With Senate Speaker Pro Tempore Jamie Woodson, R-Knoxville, as sponsor, the bill was approved on a party-line vote by the Senate State and Local Government Committee on Tuesday morning. The House State and Local Government Committee approved it about three hours later on voice vote. House Democratic Caucus Chairman Mike Turner noted that foreign-based corporations also would be allowed to contribute under the bill, though House sponsor Rep. Glen Casada, R-College Grove, said they will have to have a Tennessee presence to do so.
Companies have been able to participate in political life for years through PACs, but their involvement in elections has been limited mainly to independent advertising not directly linked to candidates. More and more, PACs have been able to donate money to candidates – both republican and democratic, by the way – and this new step both increases their ability to fund political campaigns and gives companies new tools to give more money to their preferred candidates. While grassroots fundraising will still make a difference, it seems clear that republicans are doing more and more to erode the ability of ordinary voters to have an impact on American political life – with candidates bought and sold by big business.

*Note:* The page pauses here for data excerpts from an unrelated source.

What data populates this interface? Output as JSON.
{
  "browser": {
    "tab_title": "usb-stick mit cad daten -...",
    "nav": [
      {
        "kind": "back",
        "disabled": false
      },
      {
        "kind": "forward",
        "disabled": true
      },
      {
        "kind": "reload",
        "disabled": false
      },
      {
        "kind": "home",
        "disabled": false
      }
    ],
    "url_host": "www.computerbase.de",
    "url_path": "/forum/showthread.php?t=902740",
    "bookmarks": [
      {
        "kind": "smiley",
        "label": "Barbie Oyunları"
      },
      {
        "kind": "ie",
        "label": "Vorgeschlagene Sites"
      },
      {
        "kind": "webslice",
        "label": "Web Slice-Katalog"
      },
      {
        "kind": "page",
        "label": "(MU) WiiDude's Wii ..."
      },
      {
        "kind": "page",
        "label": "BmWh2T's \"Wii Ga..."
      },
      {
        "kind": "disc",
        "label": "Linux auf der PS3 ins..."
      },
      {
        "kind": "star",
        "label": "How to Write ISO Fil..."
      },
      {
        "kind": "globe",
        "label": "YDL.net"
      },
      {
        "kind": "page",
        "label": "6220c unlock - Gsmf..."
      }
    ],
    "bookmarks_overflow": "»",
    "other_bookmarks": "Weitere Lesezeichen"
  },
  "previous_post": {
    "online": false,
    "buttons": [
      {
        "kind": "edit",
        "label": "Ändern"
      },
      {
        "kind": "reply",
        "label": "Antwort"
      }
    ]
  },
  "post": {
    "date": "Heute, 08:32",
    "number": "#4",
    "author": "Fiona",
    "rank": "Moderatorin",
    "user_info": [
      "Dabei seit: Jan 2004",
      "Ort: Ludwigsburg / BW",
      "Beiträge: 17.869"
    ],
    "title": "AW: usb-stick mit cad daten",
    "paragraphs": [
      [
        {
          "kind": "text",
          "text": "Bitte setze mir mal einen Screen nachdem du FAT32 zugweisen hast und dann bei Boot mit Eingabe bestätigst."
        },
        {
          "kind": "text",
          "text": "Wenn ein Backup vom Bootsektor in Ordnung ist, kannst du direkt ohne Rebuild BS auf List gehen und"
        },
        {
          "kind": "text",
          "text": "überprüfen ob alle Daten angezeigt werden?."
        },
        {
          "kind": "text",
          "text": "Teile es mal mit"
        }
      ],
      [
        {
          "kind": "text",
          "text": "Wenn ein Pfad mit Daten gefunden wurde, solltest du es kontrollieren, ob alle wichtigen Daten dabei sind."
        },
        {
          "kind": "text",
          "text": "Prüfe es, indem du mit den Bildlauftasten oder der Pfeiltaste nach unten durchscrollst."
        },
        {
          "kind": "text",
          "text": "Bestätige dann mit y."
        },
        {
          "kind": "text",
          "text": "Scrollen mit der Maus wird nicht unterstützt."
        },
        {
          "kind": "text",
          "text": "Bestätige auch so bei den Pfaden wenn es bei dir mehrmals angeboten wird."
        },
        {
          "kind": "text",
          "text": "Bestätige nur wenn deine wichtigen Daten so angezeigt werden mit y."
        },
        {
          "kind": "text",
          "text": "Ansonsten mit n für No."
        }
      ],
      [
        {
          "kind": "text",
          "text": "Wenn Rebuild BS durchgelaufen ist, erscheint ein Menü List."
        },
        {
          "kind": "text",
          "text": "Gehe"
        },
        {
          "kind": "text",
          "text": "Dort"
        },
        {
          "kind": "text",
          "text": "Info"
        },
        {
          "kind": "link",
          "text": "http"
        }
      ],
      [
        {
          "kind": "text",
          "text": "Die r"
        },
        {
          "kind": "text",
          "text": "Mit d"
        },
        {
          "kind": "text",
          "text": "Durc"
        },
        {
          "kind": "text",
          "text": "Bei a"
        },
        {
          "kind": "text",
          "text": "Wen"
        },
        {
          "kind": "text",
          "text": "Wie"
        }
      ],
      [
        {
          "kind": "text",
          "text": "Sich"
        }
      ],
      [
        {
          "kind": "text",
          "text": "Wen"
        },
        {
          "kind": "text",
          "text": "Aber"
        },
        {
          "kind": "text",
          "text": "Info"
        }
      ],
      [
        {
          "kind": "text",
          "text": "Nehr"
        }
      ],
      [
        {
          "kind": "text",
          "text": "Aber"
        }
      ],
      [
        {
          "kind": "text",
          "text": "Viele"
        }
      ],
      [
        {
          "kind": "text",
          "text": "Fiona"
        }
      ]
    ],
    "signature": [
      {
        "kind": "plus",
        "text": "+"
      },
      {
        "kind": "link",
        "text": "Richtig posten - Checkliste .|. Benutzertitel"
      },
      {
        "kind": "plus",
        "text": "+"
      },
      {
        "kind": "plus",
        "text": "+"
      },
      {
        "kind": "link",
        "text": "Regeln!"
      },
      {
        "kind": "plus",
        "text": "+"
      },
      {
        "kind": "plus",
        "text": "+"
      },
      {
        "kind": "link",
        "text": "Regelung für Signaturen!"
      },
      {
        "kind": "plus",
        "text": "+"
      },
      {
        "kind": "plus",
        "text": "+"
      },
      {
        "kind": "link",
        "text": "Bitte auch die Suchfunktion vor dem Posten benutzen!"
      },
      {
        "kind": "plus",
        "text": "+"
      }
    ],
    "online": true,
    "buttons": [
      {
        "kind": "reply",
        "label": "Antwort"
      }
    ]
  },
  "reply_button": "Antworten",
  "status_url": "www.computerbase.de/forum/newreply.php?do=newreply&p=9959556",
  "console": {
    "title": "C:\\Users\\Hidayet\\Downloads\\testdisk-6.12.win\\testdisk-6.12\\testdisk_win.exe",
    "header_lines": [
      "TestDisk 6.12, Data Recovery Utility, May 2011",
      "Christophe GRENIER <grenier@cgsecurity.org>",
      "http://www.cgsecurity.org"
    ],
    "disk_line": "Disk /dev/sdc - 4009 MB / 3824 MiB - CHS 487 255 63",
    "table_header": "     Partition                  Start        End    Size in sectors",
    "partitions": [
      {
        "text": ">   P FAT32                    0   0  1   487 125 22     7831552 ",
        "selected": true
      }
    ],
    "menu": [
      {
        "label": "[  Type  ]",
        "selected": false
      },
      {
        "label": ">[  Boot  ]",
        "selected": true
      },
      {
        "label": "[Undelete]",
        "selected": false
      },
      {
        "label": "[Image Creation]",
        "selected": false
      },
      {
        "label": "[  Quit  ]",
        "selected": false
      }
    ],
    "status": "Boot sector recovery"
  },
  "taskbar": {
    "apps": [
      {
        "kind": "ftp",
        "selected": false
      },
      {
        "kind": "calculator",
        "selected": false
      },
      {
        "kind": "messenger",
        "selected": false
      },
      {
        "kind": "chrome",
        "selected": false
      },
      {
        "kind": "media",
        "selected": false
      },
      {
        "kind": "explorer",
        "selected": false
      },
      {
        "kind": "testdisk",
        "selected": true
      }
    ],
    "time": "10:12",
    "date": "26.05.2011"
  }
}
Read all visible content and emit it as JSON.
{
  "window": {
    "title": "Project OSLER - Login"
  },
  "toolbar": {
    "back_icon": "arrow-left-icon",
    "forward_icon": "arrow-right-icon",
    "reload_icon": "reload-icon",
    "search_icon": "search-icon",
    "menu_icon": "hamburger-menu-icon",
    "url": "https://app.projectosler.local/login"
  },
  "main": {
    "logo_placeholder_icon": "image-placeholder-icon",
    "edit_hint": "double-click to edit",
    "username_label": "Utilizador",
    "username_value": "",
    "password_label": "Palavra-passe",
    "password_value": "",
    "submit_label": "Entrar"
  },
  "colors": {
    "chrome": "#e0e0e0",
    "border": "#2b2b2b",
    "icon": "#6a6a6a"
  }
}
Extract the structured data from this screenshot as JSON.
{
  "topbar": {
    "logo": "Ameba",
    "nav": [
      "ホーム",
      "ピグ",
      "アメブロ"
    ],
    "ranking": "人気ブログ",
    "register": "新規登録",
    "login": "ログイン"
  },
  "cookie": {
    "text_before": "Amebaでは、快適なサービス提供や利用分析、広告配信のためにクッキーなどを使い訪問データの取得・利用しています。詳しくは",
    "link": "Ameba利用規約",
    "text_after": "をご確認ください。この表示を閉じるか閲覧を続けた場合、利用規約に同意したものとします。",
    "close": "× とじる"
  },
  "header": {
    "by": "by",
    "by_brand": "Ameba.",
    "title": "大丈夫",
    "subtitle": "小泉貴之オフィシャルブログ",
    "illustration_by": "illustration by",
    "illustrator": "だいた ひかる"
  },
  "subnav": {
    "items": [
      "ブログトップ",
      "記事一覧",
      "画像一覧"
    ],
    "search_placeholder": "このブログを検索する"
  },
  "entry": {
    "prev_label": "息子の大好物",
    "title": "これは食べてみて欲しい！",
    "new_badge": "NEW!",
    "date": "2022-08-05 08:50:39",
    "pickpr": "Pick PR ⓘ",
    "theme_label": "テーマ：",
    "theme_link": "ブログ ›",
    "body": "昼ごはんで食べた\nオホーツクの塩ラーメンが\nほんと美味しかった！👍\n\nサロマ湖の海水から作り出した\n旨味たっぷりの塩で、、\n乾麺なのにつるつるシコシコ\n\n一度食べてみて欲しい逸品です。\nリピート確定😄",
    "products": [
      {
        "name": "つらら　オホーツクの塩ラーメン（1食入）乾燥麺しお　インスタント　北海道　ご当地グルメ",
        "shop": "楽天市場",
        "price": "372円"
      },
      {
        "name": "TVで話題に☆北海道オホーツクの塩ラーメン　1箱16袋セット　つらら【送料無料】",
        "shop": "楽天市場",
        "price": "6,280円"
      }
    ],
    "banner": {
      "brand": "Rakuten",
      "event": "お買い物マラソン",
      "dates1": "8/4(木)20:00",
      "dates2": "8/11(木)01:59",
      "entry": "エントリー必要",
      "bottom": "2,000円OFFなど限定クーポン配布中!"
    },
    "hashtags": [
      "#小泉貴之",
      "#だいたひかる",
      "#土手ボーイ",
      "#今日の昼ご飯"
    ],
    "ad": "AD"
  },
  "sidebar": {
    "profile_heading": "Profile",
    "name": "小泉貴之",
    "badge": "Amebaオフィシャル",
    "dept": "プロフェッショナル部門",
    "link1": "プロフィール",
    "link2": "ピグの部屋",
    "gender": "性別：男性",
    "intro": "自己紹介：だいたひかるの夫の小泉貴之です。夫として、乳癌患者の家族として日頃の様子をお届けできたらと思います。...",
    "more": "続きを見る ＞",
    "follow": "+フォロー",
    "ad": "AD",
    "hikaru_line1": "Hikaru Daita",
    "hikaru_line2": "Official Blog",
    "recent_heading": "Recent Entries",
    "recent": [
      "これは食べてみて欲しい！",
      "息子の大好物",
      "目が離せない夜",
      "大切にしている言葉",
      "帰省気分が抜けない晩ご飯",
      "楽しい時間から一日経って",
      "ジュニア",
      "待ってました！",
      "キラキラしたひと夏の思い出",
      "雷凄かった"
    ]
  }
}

It’s extremely sad, because so much progress had been made in prior decades to try to take big money out of politics – while the sums raised by candidates never stopped growing, donation limits put in place by legislation like McCain-Feingold at least attempted to curb the power of individual donors. Now, we seem to be going in completely the opposite direction, with a complete deregulation of campaign financing. Stephen Colbert joked about getting Doritos to finance his 2008 presidential run – but how long until we actually see Mitt Romney, brought to you by Coca-Cola?